Investigators found that menin inhibition by revumenib led to downregulation of target genes MEIS1, HOXA9, and PBX3 and increased expression of genes associated with cellular differentiation. FLT3, which is frequently co-mutated with KMT2A-rearranged or NPM1-mutated leukemia, was also downregulated.
The overall response rate in revumenib-treated patients was 53 percent, and the rate of complete remission or complete remission with partial hematologic recovery was 30 percent. The rate of MRD-negative remission among those who achieved some type of complete response was 78 percent. "This is the highest MRD-negative response we are aware of with any therapy for these leukemia subsets," said Issa.
One example of revumenib's efficacy Issa shared involved a 19-year-old patient with KMT2A-rearranged AML who had received three prior lines of therapy including two allogeneic stem cell transplants and local radiation to the spleen. After revumenib treatment, this patient achieved complete, MRD-negative remission with partial hematologic recovery. The cancer started to recede as early as the second week of treatment and there was no evidence of disease in the spleen and abdominal nodes.
"Revumenib monotherapy demonstrates deep and durable responses in heavily pretreated patients with relapsed or refractory acute leukemia with either KMT2A rearrangement or NPM1 mutation, with a manageable safety profile," said Issa.
In a second presentation at ASH, Harry Erba, director of the leukemia program within Duke University's department of medicine, provided an update on a Phase I/II first-in-human trial of Kura Oncology's menin inhibitor ziftomenib involving patients with relapsed or refractory acute myeloid leukemia. The update included data on the drug's activity in patients with KMT2A rearrangements and NPM1 and other mutations.
In the Phase I dose escalation portion of the trial, researchers evaluated ziftomenib's safety, tolerability, pharmacokinetics, and early evidence of efficacy in 30 heavily pre-treated patients with or without NPM1 and KMT2A mutations.
In the Phase Ib dose expansion part of the trial, the 200 mg dose of ziftomenib showed "reasonable efficacy" in the NPM1-mutated population, according to Erba, but those with KMT2A-rearranged disease did not respond. At the 600 mg dose, patients with NPM1 mutations had a 30 percent complete remission rate; in this subset, two-thirds also had co-mutations in IDH1/2 and FLT3. Erba noted that two patients also had RAS mutations and three patients had five or more mutations total. Out of seven patients with IDH1/2 co-mutations, 57 percent had a complete remission on ziftomenib.

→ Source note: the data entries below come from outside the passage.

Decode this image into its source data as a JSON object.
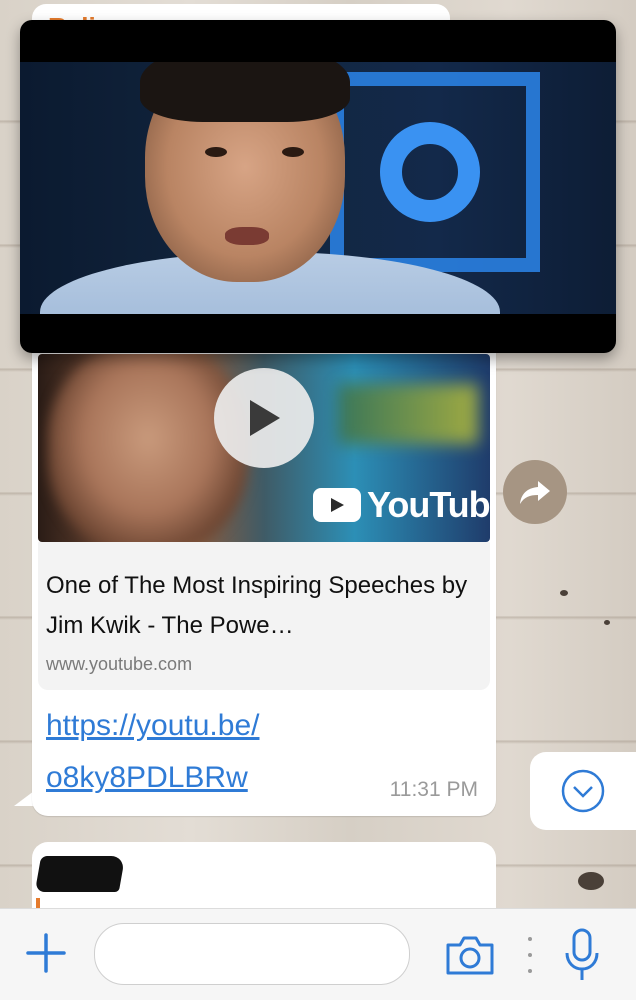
{
  "top_bubble": {
    "sender": "Rali"
  },
  "video_player": {
    "state": "playing"
  },
  "message": {
    "preview_title": "One of The Most Inspiring Speeches by Jim Kwik - The Powe…",
    "preview_domain": "www.youtube.com",
    "thumbnail_brand": "YouTube",
    "url_line1": "https://youtu.be/",
    "url_line2": "o8ky8PDLBRw",
    "time": "11:31 PM"
  },
  "icons": {
    "play": "play-icon",
    "share": "forward-share-icon",
    "scroll_down": "chevron-down-circle-icon",
    "attach": "plus-icon",
    "camera": "camera-icon",
    "mic": "microphone-icon"
  },
  "input": {
    "placeholder": ""
  },
  "colors": {
    "accent": "#2f7bd6",
    "sender": "#e57b2c",
    "share_bg": "#a69583"
  }
}
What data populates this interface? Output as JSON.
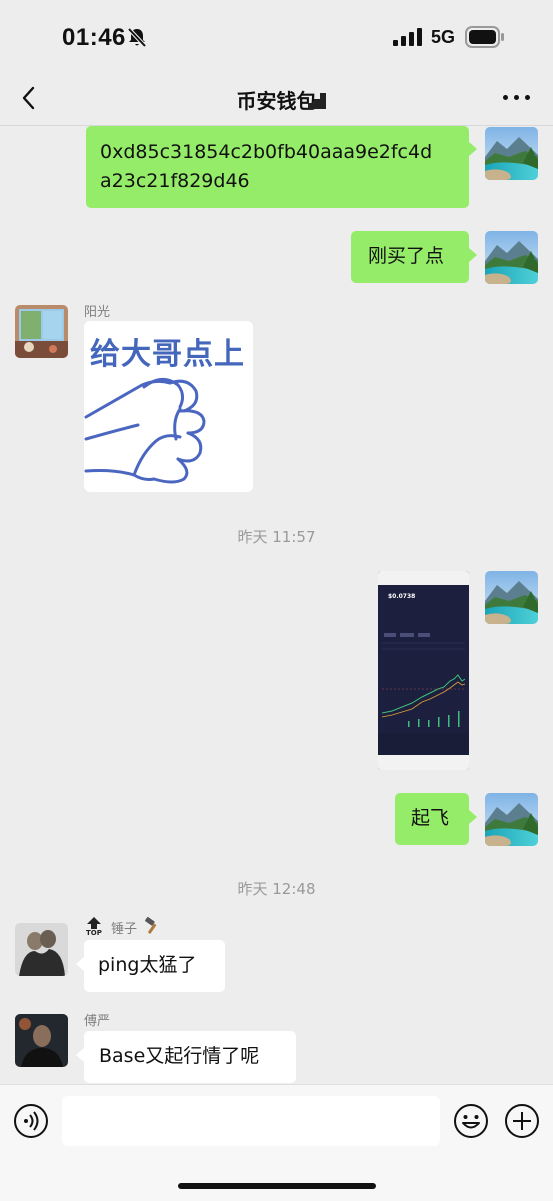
{
  "status_bar": {
    "time": "01:46",
    "network": "5G"
  },
  "header": {
    "title": "币安钱包"
  },
  "messages": {
    "address_text": "0xd85c31854c2b0fb40aaa9e2fc4da23c21f829d46",
    "address_line1": "0xd85c31854c2b0fb40aaa9e2fc4d",
    "address_line2": "a23c21f829d46",
    "bought": "刚买了点",
    "sender_yangguang": "阳光",
    "sticker_text": "给大哥点上",
    "timestamp1": "昨天 11:57",
    "shot_ticker": "$0.0738",
    "takeoff": "起飞",
    "timestamp2": "昨天 12:48",
    "sender_hammer": "锤子",
    "top_badge": "TOP",
    "ping_msg": "ping太猛了",
    "sender_fuyan": "傅严",
    "base_msg": "Base又起行情了呢"
  },
  "colors": {
    "my_bubble": "#95ec69",
    "their_bubble": "#ffffff",
    "background": "#ededed"
  },
  "icons": [
    "back-icon",
    "more-icon",
    "voice-icon",
    "emoji-icon",
    "add-icon"
  ]
}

"Some have postulated that [patients with] both ASXL1 and RUNX1 mutations may also be sensitive to menin inhibition," Erba added. Although this hints that these mutations may play a significant role in patients' ability to respond to ziftomenib, Erba cautioned that the data is far from complete.
Among patients with KMT2A-rearranged AML, Erba said "significant activity" was observed with ziftomenib treatment, but only one patient out of 18 had a complete remission, translating to an overall response rate of 16.7 percent. Erba highlighted the example of a 47-year-old woman who had received many prior therapies. After two cycles of treatment, her PET scans showed obviously significant reduction in disease compared to baseline. However, using criteria for response measurement, this patient technically only achieved stable disease.
Erba concluded that ziftomenib demonstrates an encouraging safety profile and that clinical activity of the drug is optimal at 600 mg. "The activity of the [drug in the] KMT2A-rearranged population is clear and therefore optimization activities are underway to develop rational combination strategies and maximize patients' time on therapy," Erba said.